Road Tripping in the USA!

A Mustang is perfect for 2 people on a long (2 weeks+ trip) or 3 people for a few day. On our trips (3 weeks) after cases (boot) and hand luggage / day bags (back seats) and us (front seats) there simply wouldn't be anywhere for someone else to sit.
 
Well no :p

It's tolerable on a 2 week trip, it isn't perfect. It's something you do once for the novelty factor because novelty aside it's fairly crap.

Am I going to be thoroughly hacked off with it after 4 weeks? My only frame of reference is a 2005 MINI Cooper S though as that's the newest car I've ever had. The 2017 Mustang is going to feel like a futuristic spaceship in comparison surely? :p
 
Am I going to be thoroughly hacked off with it after 4 weeks? My only frame of reference is a 2005 MINI Cooper S though as that's the newest car I've ever had. The 2017 Mustang is going to feel like a futuristic spaceship in comparison surely? :p
The V8 will be fun but it's still a common every day car. You won't dislike it.
 
The V8 will be fun but it's still a common every day car. You won't dislike it.

Booking a convertible (Mustang or similar) is likely to get you a 2L 4 pot Ecoboost or maybe the V6 if you are unlucky (which has the same bhp as the Ecoboost). You'd need to specifically pay more and book a V8 if you want one.
 
Booking a convertible (Mustang or similar) is likely to get you a 2L 4 pot Ecoboost or maybe the V6 if you are unlucky (which has the same bhp as the Ecoboost). You'd need to specifically pay more and book a V8 if you want one.

Renting V8 Mustangs must be the most lucrative business model going, people pay astonishingly stupid daily rates for them even though they are not expensive to buy.

I drove off the lot in a $60,000 Cadillac once and the daily rate was half that of cheaper to buy V8 Mustang parked a few stalls over...
 
Renting V8 Mustangs must be the most lucrative business model going, people pay astonishingly stupid daily rates for them even though they are not expensive to buy.

I drove off the lot in a $60,000 Cadillac once and the daily rate was half that of cheaper to buy V8 Mustang...

I'd argue you shouldn't need a V8 either for the types of trips people are talking about here.

I owned a V8 Mustang and at no point during the 10,000 miles of driving I've done in the US in a V6 / Ecoboost Mustang did I wish I had a V8. The idea of a Mustang in the US is to cruise around posing in front of cool scenery - the Ecoboost is still 300bhp so hardly slow compared with the 1.4l Astra's people rent in the UK.
 
I understand why people hire Mustangs, but I went for the 'big old SUV' option instead this time, because it honestly appeals to me more. I'm weird like that.
 
I'm now on the California leg of my trip.

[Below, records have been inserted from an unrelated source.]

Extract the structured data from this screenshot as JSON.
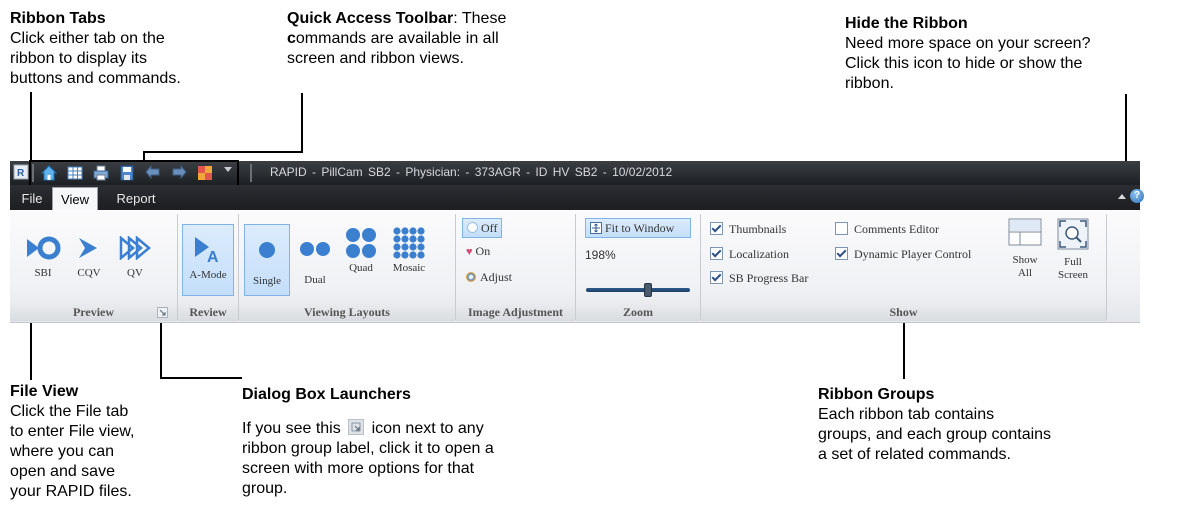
{
  "callouts": {
    "ribbon_tabs": {
      "title": "Ribbon Tabs",
      "lines": [
        "Click either tab on the",
        "ribbon to display its",
        "buttons and commands."
      ]
    },
    "quick_access": {
      "title": "Quick Access Toolbar",
      "title_suffix": ": These",
      "lead_bold": "c",
      "lines_after_lead": "ommands are available in all",
      "lines": [
        "screen and ribbon views."
      ]
    },
    "hide_ribbon": {
      "title": "Hide the Ribbon",
      "lines": [
        "Need more space on your screen?",
        "Click this icon to hide or show the",
        "ribbon."
      ]
    },
    "file_view": {
      "title": "File View",
      "lines": [
        "Click the File tab",
        "to enter File view,",
        "where you can",
        "open and save",
        "your RAPID files."
      ]
    },
    "dialog_launchers": {
      "title": "Dialog Box Launchers",
      "line1_before": "If you see this",
      "line1_after": "icon next to any",
      "lines": [
        "ribbon group label, click it to open a",
        "screen with more options for that",
        "group."
      ]
    },
    "ribbon_groups": {
      "title": "Ribbon Groups",
      "lines": [
        "Each ribbon tab contains",
        "groups, and each group contains",
        "a set of related commands."
      ]
    }
  },
  "window": {
    "title": "RAPID  -  PillCam SB2  -  Physician:  -  373AGR - ID HV SB2  -  10/02/2012",
    "tabs": [
      {
        "label": "File",
        "active": false
      },
      {
        "label": "View",
        "active": true
      },
      {
        "label": "Report",
        "active": false
      }
    ],
    "qat_icons": [
      "home-icon",
      "grid-icon",
      "print-icon",
      "save-icon",
      "back-icon",
      "forward-icon",
      "puzzle-icon"
    ]
  },
  "ribbon": {
    "groups": [
      {
        "label": "Preview"
      },
      {
        "label": "Review"
      },
      {
        "label": "Viewing Layouts"
      },
      {
        "label": "Image Adjustment"
      },
      {
        "label": "Zoom"
      },
      {
        "label": "Show"
      }
    ],
    "preview_buttons": [
      "SBI",
      "CQV",
      "QV"
    ],
    "review_buttons": [
      "A-Mode"
    ],
    "layout_buttons": [
      "Single",
      "Dual",
      "Quad",
      "Mosaic"
    ],
    "adjust_options": [
      "Off",
      "On",
      "Adjust"
    ],
    "zoom": {
      "fit_label": "Fit to Window",
      "level": "198%",
      "slider_fraction": 0.6
    },
    "show_checks": [
      {
        "label": "Thumbnails",
        "checked": true
      },
      {
        "label": "Localization",
        "checked": true
      },
      {
        "label": "SB Progress Bar",
        "checked": true
      },
      {
        "label": "Comments Editor",
        "checked": false
      },
      {
        "label": "Dynamic Player Control",
        "checked": true
      }
    ],
    "show_buttons": [
      {
        "line1": "Show",
        "line2": "All"
      },
      {
        "line1": "Full",
        "line2": "Screen"
      }
    ]
  },
  "colors": {
    "accent_blue": "#3a7fd0",
    "selected_bg": "#c4defa",
    "titlebar": "#1d2023"
  }
}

Hire car is a Chevvy Camaro SS, and I've got it for the next two weeks. It's nice. Decently powerful. The automatic gearbox is dreadful. Whenever I put my foot down, it just makes the engine rev really high and then the car lurches forwards after about a second. Fortunately, it does have a flappy paddle mode, which is much more pleasant to drive.

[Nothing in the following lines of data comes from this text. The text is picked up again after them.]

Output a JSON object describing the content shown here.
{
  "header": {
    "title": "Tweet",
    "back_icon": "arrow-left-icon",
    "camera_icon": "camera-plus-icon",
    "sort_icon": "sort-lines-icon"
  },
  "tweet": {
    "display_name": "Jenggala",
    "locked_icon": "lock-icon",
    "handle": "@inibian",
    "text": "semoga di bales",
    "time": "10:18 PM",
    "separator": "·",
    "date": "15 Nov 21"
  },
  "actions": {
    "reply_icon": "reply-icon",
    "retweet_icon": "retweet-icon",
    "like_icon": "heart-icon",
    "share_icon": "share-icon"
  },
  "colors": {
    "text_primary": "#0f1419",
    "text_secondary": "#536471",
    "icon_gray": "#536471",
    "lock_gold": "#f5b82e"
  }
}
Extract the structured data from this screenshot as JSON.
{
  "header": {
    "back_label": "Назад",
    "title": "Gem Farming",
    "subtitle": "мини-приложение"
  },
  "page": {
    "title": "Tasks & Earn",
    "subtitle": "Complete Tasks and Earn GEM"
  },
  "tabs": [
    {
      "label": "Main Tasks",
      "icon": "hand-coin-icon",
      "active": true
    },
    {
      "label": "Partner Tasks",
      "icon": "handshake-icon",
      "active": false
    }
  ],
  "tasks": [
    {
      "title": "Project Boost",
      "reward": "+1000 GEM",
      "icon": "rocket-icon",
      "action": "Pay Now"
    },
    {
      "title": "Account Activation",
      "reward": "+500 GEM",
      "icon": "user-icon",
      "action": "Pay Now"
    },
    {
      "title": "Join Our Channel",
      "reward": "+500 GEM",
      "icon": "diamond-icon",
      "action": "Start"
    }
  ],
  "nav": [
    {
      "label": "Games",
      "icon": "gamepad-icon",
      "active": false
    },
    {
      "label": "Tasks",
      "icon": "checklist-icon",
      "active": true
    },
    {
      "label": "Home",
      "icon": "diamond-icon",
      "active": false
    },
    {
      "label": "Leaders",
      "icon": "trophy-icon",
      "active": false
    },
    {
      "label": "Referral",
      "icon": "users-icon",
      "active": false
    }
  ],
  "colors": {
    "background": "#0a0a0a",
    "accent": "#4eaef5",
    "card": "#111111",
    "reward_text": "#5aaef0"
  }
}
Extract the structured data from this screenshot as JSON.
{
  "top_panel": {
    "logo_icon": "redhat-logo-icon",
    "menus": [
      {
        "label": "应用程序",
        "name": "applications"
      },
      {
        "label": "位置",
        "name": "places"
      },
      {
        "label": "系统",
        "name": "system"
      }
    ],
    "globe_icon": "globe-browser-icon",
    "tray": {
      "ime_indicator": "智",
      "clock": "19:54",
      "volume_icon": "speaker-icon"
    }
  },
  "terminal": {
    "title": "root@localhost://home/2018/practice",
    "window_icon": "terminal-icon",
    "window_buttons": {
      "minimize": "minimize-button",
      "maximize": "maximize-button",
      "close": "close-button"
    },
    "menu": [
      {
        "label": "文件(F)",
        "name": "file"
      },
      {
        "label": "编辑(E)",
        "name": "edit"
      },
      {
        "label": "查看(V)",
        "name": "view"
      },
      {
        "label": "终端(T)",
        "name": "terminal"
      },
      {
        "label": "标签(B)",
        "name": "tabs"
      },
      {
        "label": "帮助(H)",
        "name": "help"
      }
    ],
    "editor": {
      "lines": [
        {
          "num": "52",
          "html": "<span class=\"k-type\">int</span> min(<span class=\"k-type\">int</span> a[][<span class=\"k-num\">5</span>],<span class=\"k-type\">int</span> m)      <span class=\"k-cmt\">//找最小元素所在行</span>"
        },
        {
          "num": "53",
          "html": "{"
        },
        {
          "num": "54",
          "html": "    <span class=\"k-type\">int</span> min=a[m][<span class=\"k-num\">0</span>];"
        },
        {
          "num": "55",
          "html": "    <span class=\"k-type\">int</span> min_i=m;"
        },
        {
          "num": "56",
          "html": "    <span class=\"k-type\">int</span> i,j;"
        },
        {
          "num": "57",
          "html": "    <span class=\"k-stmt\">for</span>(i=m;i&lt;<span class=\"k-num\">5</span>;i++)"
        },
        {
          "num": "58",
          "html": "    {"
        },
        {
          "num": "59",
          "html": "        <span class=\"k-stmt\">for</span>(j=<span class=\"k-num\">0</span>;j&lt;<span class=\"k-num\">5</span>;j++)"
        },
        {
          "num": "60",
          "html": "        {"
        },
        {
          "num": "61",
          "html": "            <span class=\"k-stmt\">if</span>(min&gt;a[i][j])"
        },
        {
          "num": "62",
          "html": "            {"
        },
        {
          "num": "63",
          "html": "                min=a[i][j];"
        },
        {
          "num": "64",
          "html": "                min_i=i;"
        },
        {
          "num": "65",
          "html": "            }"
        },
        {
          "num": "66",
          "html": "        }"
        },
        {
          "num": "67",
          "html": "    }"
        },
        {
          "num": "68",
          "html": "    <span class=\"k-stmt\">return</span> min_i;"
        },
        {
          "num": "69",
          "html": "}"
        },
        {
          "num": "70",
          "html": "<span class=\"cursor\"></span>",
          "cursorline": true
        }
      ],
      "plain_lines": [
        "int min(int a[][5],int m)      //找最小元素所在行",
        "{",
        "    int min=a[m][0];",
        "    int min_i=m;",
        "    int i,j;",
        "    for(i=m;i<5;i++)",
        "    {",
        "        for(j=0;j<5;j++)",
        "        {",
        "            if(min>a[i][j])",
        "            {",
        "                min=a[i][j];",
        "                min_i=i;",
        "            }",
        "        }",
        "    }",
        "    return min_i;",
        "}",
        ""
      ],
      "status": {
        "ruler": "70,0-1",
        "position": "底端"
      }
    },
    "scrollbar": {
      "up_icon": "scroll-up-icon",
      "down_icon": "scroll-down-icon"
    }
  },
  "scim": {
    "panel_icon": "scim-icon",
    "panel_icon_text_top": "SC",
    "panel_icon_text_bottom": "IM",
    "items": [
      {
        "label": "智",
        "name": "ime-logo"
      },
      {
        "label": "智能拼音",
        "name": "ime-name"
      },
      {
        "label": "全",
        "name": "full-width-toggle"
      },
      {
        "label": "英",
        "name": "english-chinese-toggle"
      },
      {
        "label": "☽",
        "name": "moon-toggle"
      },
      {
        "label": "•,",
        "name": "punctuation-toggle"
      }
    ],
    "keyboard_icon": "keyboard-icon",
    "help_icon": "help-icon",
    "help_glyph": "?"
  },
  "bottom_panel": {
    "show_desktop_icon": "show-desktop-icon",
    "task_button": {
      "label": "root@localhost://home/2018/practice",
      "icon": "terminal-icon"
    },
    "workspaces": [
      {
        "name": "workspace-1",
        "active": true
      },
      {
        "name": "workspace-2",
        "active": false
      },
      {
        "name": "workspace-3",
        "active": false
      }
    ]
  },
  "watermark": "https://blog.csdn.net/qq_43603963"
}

I'm not sure if the car is really wide, or Californian/American roads have really narrow lanes and parking spaces.
 
Last time I hired in USA we had paper counterpart licence, now it has been abolished, is it worth generating a shared licence code from the DVLA?

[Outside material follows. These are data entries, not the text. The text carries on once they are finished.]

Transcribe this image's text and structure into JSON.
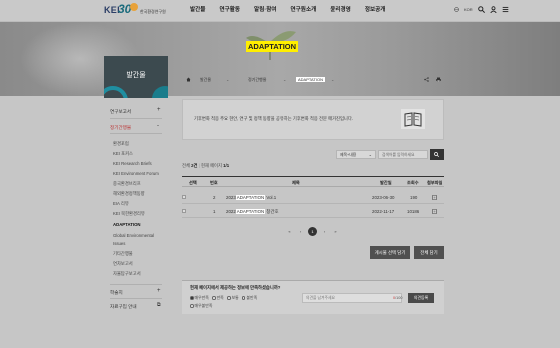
{
  "header": {
    "logo_text": "KEI",
    "logo_anniv": "30",
    "logo_sub": "한국환경연구원",
    "nav": [
      "발간물",
      "연구활동",
      "알림·참여",
      "연구원소개",
      "윤리경영",
      "정보공개"
    ],
    "lang": "KOR"
  },
  "hero": {
    "title": "ADAPTATION"
  },
  "sidebar": {
    "title": "발간물",
    "top_items": [
      {
        "label": "연구보고서",
        "plus": "+"
      },
      {
        "label": "정기간행물",
        "plus": "-"
      }
    ],
    "sub_items": [
      "환경포럼",
      "KEI 포커스",
      "KEI Research Briefs",
      "KEI Environment Forum",
      "중국환경브리프",
      "해외환경정책동향",
      "EIA 리뷰",
      "KEI 북한환경리뷰",
      "ADAPTATION",
      "Global Environmental",
      "Issues",
      "기타간행물",
      "연차보고서",
      "자율탐구보고서"
    ],
    "bottom_items": [
      {
        "label": "학술지",
        "plus": "+"
      },
      {
        "label": "자료구입 안내",
        "plus": "⧉"
      }
    ]
  },
  "breadcrumb": {
    "items": [
      "발간물",
      "정기간행물",
      "ADAPTATION"
    ]
  },
  "intro": {
    "text": "기후변화 적응 주요 현안, 연구 및 정책 동향을 공유하는 기후변화 적응 전문 매거진입니다."
  },
  "search": {
    "select_value": "제목+내용",
    "placeholder": "검색어를 입력하세요"
  },
  "count": {
    "prefix": "전체",
    "total": "2건",
    "page_prefix": "현재 페이지",
    "page": "1/1"
  },
  "table": {
    "headers": [
      "선택",
      "번호",
      "제목",
      "발간일",
      "조회수",
      "첨부파일"
    ],
    "rows": [
      {
        "no": "2",
        "title_pre": "2023",
        "title_hl": "ADAPTATION",
        "title_post": " Vol.1",
        "date": "2023-06-30",
        "views": "190"
      },
      {
        "no": "1",
        "title_pre": "2022",
        "title_hl": "ADAPTATION",
        "title_post": " 창간호",
        "date": "2022-11-17",
        "views": "10186"
      }
    ]
  },
  "pagination": {
    "first": "«",
    "prev": "‹",
    "current": "1",
    "next": "›",
    "last": "»"
  },
  "buttons": {
    "download_selected": "게시물 선택 담기",
    "download_all": "전체 담기"
  },
  "survey": {
    "question": "현재 페이지에서 제공하는 정보에 만족하셨습니까?",
    "options": [
      "매우만족",
      "만족",
      "보통",
      "불만족"
    ],
    "option5": "매우불만족",
    "input_placeholder": "의견을 남겨주세요",
    "counter_current": "0",
    "counter_max": "/100",
    "submit": "의견등록"
  },
  "colors": {
    "accent": "#1a7d8c",
    "highlight": "#ffef00",
    "dark": "#333333"
  }
}
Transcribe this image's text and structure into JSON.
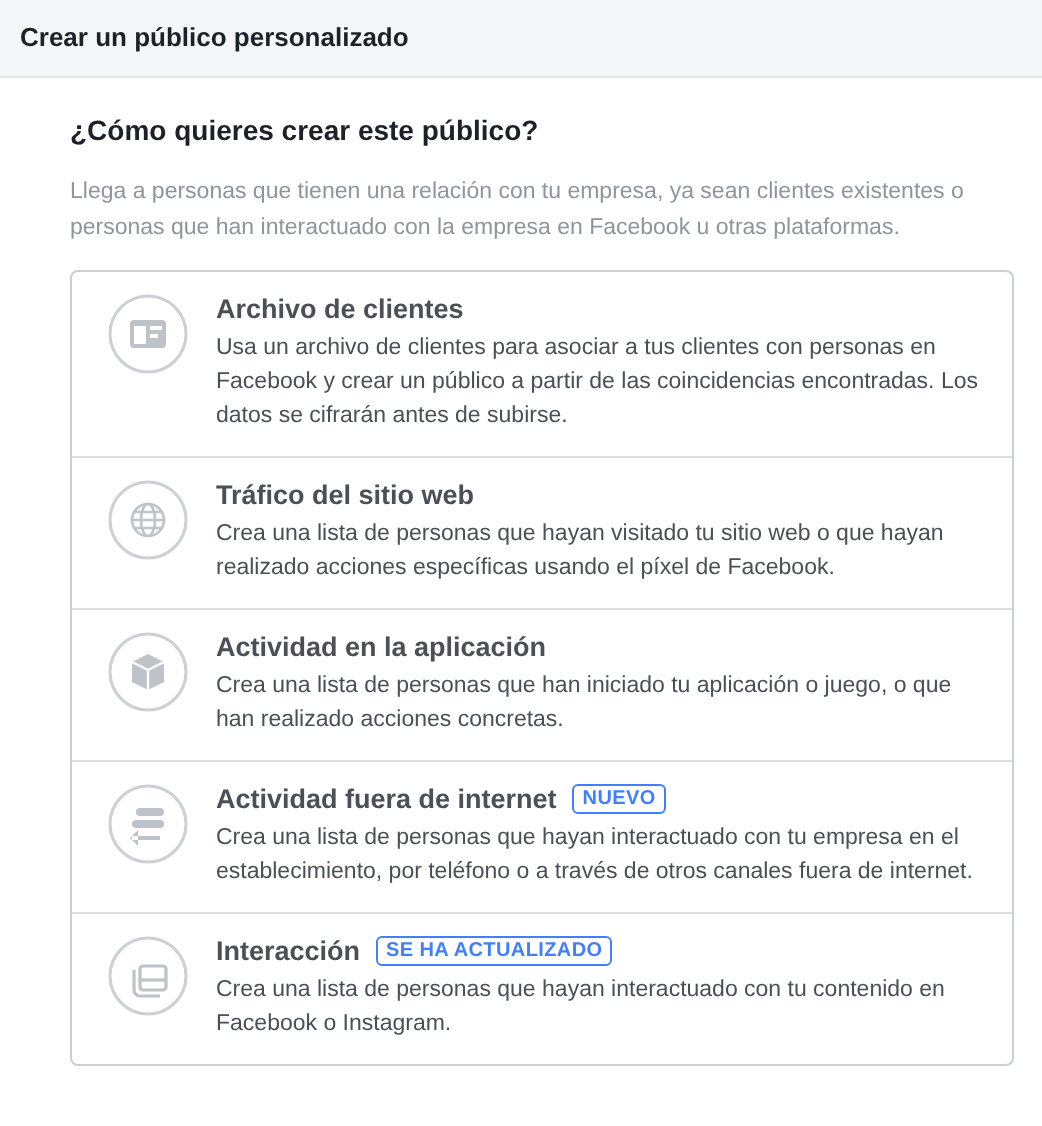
{
  "header": {
    "title": "Crear un público personalizado"
  },
  "question": "¿Cómo quieres crear este público?",
  "description": "Llega a personas que tienen una relación con tu empresa, ya sean clientes existentes o personas que han interactuado con la empresa en Facebook u otras plataformas.",
  "options": [
    {
      "kind": "card",
      "title": "Archivo de clientes",
      "text": "Usa un archivo de clientes para asociar a tus clientes con personas en Facebook y crear un público a partir de las coincidencias encontradas. Los datos se cifrarán antes de subirse."
    },
    {
      "kind": "globe",
      "title": "Tráfico del sitio web",
      "text": "Crea una lista de personas que hayan visitado tu sitio web o que hayan realizado acciones específicas usando el píxel de Facebook."
    },
    {
      "kind": "cube",
      "title": "Actividad en la aplicación",
      "text": "Crea una lista de personas que han iniciado tu aplicación o juego, o que han realizado acciones concretas."
    },
    {
      "kind": "arrows",
      "title": "Actividad fuera de internet",
      "badge": "NUEVO",
      "text": "Crea una lista de personas que hayan interactuado con tu empresa en el establecimiento, por teléfono o a través de otros canales fuera de internet."
    },
    {
      "kind": "stack",
      "title": "Interacción",
      "badge": "SE HA ACTUALIZADO",
      "text": "Crea una lista de personas que hayan interactuado con tu contenido en Facebook o Instagram."
    }
  ]
}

Or will Avis literally not care as long as I have my normal photo card licence, passport and credit card?
 
Last time I hired in USA we had paper counterpart licence, now it has been abolished, is it worth generating a shared licence code from the DVLA?

Or will Avis literally not care as long as I have my normal photo card licence, passport and credit card?

They won't know or care about it. US licenses are just a card so they never used to ask for the paper counterpart anyway.
 
First time I went to the US I got the code from the DVLA and wasn't asked for it. I've rented 5 times since and never bothered to get it and not been asked for it, as Olly says they don't really know about it and the card is enough.